BONN, Germany – Leaders of the world's seven largest economies, meeting this week in the Bavarian Alps for the Group of Seven (G-7) Summit, called for eliminating the use of fossil fuels by the end of the century.
The G-7 leaders met to address a wide range of issues, from terrorism to climate change, including a new global climate accord expected to be signed in Paris late this year, calling for all countries to submit plans to cut carbon after 2020, according to a report by Environment & Energy Daily (E&E).

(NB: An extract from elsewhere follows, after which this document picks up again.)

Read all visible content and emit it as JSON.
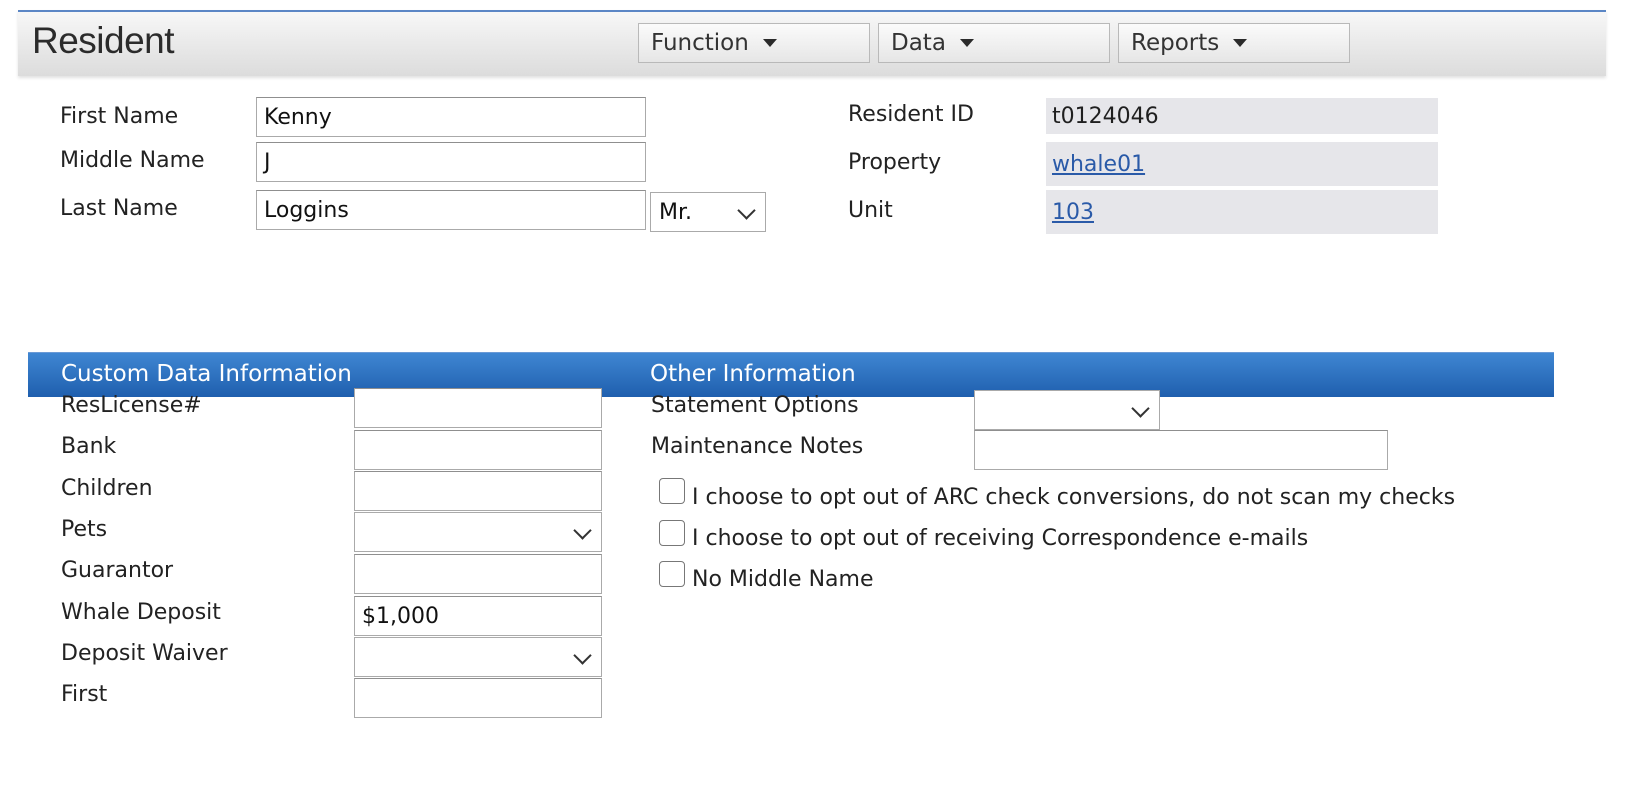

"Recognizing that these targets are only a next step, G-7 leaders also articulated a long-term vision for decarbonizing our economies by the end of the century, as well as the need to be ambitious in setting goals for cutting carbon by 2050 in line with scientific evidence," the White House said in a statement addressing the global group’s consensus.
According to E&E, the G-7 calls for all nations to achieve global carbon cuts "at the upper end" of 40% to 70% below 2010 levels by midcentury. It also loosely outlines what industrialized countries hope to see in the climate accord later this year: ways to ensure countries are cutting carbon as promised; "binding rules," though not necessarily an internationally legally binding treaty; and a mechanism to promote increasing ambition over time.
The Summit comes as negotiators from nearly 200 countries gather along the Rhine River to nail down details of what they hope will become the Paris Climate Accord. Activists who had been keeping a close eye on the G-7 meeting said today that the agreement adds momentum to talks. At the same time, many acknowledge that the numbers need some work and some advocates felt the end-of-century timeline was not aggressive enough.
Still, according to E&E, activists said that overall, the G-7 declaration is a powerful signal about how the world is changing, particularly on a long-term goal of keeping fossil fuels in the ground.